Ces révélations sont survenues huit ans après qu'on lui eut diagnostiqué la maladie et qu'elle eut dû subir l'ablation du sein gauche. C'est seulement cet été que la dame de 68 ans a découvert l'invalidité de ses examens et qu'elle a apprise qu'elle n'était pas admissible au traitement hormonal.
Plus tôt cette semaine, le premier ministre Danny Williams s'est excusé publiquement aux patients et aux familles qui ont été affectés par cette erreur médicale. C'est lui-même qui avait déclenché l'enquête publique pour tirer les choses au clair.
Au cours de son témoignage, le premier ministre terre-neuvien a indiqué que si son ancien ministre de la santé l'avait informé du problème trois ans plus tôt, plusieurs patientes auraient pu éviter la mort.
Les procédures ont été enclenchées afin de déterminer comment 400 patientes de la Eastern Health Authority n'ont pu subir d'examens valides. L'enquête s'attarde principalement aux tests sur les récepteurs d'hormones.
Les audiences publiques ont aussi permis de déterminer que le laboratoire chargé d'effectuer les examens à St. John's manquait de personnel, qu'il utilisait des techniques d'évaluation incorrectes et que la formation n'était pas adéquate.

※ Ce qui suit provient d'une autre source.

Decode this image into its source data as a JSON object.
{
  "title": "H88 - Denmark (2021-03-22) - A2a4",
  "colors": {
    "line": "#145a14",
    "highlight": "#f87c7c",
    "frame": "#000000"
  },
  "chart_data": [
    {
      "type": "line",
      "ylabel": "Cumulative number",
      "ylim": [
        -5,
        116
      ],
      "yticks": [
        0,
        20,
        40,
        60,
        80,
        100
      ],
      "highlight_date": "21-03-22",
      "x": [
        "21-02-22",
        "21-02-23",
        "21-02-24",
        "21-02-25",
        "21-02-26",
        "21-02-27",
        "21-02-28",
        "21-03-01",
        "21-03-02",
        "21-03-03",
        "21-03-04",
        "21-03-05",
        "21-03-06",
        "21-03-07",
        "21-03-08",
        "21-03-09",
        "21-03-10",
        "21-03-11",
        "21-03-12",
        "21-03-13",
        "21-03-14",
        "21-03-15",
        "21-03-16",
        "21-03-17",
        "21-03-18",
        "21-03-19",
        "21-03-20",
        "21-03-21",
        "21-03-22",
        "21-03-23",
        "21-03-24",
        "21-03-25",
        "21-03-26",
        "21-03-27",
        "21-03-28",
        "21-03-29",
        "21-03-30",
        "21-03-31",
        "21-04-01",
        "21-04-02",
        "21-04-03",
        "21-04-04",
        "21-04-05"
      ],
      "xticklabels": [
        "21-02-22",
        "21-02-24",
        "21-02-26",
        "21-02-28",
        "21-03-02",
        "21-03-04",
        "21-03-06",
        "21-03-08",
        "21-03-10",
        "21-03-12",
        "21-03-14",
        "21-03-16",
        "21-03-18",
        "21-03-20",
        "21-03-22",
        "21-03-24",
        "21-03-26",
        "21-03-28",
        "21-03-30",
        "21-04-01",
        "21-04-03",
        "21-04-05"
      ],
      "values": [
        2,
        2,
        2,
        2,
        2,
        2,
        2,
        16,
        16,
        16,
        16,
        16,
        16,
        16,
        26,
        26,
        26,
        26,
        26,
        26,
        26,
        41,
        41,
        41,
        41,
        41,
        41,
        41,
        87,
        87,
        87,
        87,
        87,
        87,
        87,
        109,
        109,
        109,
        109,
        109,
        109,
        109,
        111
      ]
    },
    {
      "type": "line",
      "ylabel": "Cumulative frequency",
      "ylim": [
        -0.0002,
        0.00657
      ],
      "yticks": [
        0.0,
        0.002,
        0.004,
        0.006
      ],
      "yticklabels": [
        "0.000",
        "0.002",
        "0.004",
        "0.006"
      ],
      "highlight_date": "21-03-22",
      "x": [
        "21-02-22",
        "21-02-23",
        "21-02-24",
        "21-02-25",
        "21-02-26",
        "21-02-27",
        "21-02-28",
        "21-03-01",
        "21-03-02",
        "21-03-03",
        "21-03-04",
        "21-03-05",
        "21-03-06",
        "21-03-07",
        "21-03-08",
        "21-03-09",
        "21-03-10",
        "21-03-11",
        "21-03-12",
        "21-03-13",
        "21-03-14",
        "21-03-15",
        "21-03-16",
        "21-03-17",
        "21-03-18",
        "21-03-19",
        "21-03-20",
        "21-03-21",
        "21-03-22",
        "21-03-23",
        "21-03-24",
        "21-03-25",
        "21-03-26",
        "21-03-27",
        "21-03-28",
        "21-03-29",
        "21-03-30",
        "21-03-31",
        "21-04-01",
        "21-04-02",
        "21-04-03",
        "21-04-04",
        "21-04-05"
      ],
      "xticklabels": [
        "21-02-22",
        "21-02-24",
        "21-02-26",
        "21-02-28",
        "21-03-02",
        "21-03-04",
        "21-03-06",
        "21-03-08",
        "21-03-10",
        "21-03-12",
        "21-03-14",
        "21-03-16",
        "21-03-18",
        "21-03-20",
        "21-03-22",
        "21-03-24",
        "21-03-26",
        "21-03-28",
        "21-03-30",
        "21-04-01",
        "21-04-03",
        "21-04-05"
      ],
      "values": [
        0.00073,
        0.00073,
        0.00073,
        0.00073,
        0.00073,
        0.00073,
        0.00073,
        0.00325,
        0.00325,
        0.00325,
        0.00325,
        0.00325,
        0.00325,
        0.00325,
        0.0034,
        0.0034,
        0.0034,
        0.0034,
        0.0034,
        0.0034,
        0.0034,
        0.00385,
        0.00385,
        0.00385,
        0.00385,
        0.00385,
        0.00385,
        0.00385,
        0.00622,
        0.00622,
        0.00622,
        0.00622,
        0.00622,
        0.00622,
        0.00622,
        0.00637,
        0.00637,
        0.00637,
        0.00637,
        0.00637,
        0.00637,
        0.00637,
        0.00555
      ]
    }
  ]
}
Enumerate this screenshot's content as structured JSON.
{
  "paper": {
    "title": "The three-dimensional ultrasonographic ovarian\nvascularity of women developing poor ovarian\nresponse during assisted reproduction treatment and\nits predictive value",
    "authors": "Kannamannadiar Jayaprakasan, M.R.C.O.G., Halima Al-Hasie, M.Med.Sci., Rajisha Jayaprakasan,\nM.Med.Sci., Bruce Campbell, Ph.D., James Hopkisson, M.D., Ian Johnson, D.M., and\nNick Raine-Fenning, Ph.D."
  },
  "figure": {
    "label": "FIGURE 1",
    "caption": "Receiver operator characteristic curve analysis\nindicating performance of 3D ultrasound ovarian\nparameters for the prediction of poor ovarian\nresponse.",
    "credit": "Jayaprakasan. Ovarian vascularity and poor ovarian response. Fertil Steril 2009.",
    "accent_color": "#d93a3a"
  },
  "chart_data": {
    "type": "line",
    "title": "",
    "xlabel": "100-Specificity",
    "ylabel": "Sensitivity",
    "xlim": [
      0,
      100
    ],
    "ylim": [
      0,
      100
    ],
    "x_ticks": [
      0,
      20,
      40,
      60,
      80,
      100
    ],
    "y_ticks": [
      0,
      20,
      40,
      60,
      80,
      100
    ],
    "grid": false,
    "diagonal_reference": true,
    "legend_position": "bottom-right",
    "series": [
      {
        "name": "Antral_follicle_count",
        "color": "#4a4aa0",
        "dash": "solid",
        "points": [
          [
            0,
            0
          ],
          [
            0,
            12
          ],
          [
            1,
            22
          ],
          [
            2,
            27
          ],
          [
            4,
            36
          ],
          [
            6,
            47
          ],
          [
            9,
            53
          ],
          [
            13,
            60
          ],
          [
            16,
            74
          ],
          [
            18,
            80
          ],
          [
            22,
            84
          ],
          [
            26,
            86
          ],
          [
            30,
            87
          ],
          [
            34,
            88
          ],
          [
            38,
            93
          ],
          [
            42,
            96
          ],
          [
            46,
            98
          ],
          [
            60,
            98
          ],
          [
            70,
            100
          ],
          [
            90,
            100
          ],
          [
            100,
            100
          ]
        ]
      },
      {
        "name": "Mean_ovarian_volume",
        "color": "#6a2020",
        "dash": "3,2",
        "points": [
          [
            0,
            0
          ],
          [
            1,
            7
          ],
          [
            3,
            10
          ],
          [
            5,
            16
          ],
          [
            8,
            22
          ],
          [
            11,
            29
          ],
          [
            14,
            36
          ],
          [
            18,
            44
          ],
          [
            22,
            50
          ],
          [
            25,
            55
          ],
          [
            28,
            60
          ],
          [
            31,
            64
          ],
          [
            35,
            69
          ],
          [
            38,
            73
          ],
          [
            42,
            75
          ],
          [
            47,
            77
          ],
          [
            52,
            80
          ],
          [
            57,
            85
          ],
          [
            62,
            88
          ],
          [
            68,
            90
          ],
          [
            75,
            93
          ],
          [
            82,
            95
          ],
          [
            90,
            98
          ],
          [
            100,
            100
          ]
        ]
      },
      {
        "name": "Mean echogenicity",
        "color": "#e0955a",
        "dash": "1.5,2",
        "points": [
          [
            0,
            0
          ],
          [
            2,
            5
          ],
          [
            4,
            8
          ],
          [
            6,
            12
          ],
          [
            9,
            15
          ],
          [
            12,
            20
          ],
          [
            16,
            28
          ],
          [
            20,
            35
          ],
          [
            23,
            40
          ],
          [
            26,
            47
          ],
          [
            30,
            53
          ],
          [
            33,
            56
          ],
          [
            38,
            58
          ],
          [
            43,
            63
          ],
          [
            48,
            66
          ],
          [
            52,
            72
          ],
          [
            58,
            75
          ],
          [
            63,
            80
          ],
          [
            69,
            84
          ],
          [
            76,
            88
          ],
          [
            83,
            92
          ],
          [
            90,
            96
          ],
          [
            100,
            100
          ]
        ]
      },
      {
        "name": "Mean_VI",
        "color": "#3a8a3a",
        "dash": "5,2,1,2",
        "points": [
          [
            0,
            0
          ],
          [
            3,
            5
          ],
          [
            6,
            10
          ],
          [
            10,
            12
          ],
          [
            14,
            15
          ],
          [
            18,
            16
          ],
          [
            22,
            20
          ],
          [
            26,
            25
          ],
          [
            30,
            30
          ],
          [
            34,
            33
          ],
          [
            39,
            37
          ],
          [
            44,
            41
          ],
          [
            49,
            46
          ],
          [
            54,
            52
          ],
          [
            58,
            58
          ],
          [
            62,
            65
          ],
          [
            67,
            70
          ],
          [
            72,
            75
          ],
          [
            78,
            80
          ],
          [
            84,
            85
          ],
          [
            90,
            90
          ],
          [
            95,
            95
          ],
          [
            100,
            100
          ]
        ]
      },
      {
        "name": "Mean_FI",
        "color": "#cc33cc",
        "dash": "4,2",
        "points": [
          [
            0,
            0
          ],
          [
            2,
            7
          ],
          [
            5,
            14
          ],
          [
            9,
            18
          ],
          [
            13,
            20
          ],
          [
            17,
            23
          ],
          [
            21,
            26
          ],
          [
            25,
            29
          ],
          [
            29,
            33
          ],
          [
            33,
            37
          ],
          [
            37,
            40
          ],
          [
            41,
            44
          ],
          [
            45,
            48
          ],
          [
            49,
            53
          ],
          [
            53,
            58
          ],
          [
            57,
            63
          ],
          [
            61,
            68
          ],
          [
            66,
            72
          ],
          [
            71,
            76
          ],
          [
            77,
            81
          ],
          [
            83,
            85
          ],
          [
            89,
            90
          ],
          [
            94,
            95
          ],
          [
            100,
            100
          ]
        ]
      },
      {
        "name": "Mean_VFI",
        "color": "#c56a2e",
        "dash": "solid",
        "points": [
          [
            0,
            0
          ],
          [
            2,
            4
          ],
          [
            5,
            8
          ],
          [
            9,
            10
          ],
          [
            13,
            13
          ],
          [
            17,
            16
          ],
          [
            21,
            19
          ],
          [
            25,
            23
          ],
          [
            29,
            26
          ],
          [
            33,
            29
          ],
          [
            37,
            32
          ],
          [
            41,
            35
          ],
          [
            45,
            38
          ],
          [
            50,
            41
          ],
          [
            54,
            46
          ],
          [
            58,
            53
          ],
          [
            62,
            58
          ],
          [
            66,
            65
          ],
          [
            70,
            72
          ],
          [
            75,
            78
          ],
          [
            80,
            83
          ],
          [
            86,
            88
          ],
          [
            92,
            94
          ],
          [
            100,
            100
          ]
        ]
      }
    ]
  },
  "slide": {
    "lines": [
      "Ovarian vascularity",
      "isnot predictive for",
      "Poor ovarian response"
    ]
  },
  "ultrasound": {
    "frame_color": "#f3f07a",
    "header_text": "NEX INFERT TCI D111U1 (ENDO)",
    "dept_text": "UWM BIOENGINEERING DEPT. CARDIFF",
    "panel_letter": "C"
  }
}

Les premiers cas ont été répertoriés au printemps 2005, lorsque des médecins ont relevé des incongruités entre les résultats des tests de dépistage et la présence d'un cancer du sein chez certaines patientes.
Un rapport final contenant des recommandations au gouvernement provincial sera remis en février par la commissaire chargée de l'enquête, Julia Margaret Cameron.